La mossa segna un cambio rispetto alla posizione precedente di Israele, che solo poche settimane fa aveva respinto aperture simili. Netanyahu ha indicato che i colloqui dovrebbero concentrarsi sul disarmo di Hezbollah e sulla definizione di relazioni più stabili tra i due Paesi.
Sul fronte libanese, il presidente Joseph Aoun ha confermato che è in corso un percorso diplomatico che sta ricevendo segnali positivi a livello internazionale. Fonti governative parlano di un tentativo di replicare il modello della tregua tra Stati Uniti e Iran, ma su un binario separato.
Il contesto resta però instabile. Israele continua le operazioni militari contro Hezbollah, con bombardamenti su Beirut e altre aree densamente abitate. Allo stesso tempo, il gruppo armato ha rivendicato nuove azioni contro obiettivi israeliani, mantenendo alta la tensione lungo il confine.
La questione libanese si intreccia direttamente con il fragile equilibrio della tregua tra Washington e Teheran. Iran e Pakistan sostengono che l’accordo dovrebbe includere anche il Libano, mentre Stati Uniti e Israele lo escludono. Questa divergenza rappresenta uno dei principali ostacoli alla stabilizzazione.
Un altro elemento critico è lo Stretto di Hormuz. Il passaggio resta in gran parte bloccato, con traffico ridotto a livelli minimi rispetto alla normalità. La chiusura continua a incidere sulle forniture energetiche globali e viene utilizzata da Teheran come leva negoziale.

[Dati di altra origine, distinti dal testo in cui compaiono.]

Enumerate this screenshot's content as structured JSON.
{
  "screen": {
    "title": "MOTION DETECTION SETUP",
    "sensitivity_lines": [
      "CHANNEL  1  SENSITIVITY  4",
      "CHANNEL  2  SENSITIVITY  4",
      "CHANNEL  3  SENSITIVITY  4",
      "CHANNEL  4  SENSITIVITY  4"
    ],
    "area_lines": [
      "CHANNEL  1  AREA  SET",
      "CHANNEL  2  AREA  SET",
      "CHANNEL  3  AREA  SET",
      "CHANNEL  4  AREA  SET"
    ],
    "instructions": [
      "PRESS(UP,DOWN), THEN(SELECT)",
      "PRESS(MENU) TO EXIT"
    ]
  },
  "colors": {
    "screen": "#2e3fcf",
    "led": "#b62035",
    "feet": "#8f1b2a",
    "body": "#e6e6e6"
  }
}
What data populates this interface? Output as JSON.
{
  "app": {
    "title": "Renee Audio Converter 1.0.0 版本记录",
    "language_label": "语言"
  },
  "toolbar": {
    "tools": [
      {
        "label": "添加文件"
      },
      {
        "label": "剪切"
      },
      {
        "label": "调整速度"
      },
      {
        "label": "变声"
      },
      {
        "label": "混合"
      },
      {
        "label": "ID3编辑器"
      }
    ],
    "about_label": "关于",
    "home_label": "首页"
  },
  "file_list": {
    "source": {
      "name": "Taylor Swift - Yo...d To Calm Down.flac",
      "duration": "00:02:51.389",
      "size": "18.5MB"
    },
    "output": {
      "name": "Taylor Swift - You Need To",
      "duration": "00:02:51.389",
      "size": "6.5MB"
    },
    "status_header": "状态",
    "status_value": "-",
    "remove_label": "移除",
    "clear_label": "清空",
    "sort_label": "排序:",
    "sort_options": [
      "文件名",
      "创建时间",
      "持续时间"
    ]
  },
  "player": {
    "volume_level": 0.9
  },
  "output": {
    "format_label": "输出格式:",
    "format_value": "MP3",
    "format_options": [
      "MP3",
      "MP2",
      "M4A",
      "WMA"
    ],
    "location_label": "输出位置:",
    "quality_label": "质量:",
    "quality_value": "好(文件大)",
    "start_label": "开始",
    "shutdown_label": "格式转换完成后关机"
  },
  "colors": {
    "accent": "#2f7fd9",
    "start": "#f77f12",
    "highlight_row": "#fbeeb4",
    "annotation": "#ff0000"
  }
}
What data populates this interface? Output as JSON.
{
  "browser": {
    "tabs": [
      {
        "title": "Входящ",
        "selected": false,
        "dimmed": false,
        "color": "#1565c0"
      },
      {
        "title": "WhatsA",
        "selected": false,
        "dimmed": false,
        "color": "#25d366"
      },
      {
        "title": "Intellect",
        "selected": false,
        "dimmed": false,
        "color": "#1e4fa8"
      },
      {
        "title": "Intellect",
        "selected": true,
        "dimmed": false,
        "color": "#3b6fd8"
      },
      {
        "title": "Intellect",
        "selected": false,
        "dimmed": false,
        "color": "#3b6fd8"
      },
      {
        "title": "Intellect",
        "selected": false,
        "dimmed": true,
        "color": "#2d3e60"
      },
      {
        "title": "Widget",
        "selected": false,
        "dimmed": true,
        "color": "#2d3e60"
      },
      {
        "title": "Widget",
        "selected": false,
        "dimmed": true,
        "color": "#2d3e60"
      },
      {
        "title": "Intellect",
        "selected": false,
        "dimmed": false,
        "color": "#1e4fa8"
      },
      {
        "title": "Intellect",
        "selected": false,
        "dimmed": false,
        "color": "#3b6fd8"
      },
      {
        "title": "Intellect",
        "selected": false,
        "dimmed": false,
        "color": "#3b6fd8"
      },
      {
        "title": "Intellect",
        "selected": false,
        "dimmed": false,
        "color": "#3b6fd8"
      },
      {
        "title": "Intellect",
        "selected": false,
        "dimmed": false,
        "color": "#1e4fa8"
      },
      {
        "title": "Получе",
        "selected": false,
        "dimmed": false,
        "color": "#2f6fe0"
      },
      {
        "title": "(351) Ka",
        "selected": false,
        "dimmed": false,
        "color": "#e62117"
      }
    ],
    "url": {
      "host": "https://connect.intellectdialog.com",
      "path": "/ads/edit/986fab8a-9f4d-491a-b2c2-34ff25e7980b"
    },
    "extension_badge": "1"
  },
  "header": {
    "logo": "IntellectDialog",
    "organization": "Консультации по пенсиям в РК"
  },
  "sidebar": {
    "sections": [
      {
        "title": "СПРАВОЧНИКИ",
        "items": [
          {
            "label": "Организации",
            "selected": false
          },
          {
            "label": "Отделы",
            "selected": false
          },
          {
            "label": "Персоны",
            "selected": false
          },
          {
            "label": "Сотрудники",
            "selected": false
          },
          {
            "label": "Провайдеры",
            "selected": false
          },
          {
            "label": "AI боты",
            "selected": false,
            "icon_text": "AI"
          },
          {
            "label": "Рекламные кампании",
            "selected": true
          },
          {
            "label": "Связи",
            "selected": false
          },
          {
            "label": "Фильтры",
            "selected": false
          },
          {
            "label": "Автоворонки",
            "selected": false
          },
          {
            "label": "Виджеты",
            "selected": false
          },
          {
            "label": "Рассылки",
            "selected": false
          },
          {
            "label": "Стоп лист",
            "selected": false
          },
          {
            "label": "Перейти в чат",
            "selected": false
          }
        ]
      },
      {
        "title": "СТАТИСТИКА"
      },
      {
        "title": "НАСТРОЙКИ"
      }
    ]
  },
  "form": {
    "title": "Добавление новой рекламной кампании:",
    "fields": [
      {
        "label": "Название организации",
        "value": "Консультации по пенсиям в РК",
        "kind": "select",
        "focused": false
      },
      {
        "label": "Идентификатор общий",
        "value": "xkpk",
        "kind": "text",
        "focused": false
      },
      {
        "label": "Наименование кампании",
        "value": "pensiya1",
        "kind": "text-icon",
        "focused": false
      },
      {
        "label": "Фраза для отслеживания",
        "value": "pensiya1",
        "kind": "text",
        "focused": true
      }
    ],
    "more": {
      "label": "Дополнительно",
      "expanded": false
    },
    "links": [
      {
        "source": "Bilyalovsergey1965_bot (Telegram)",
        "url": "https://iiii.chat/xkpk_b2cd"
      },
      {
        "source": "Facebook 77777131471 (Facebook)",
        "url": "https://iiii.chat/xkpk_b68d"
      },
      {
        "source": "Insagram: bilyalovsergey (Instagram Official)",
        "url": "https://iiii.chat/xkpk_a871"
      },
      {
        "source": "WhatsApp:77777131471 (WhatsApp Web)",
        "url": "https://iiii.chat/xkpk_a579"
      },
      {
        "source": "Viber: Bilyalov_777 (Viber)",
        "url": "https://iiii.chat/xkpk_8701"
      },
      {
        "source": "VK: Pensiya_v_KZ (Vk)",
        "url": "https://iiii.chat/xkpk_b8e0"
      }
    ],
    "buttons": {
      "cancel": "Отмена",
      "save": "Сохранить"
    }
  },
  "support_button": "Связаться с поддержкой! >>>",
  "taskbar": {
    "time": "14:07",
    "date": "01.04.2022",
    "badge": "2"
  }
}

Nel frattempo, a Islamabad sono in corso i preparativi per il primo round di colloqui tra Stati Uniti e Iran. Il Pakistan, che ha svolto un ruolo di mediazione, punta a estendere il modello di cessate il fuoco anche ad altri teatri, inclusi Libano e Yemen.
Diversi attori internazionali, tra cui Regno Unito e Francia, hanno espresso la necessità di includere il Libano nell’accordo per evitare nuove escalation. Anche Washington avrebbe sollecitato Israele a ridurre l’intensità delle operazioni, secondo fonti diplomatiche.
Il quadro resta quindi fluido: apertura al dialogo da un lato, operazioni militari in corso dall’altro. La possibilità di una stabilizzazione dipenderà dalla capacità di coordinare questi due livelli, in un contesto dove ogni fronte influenza direttamente gli altri.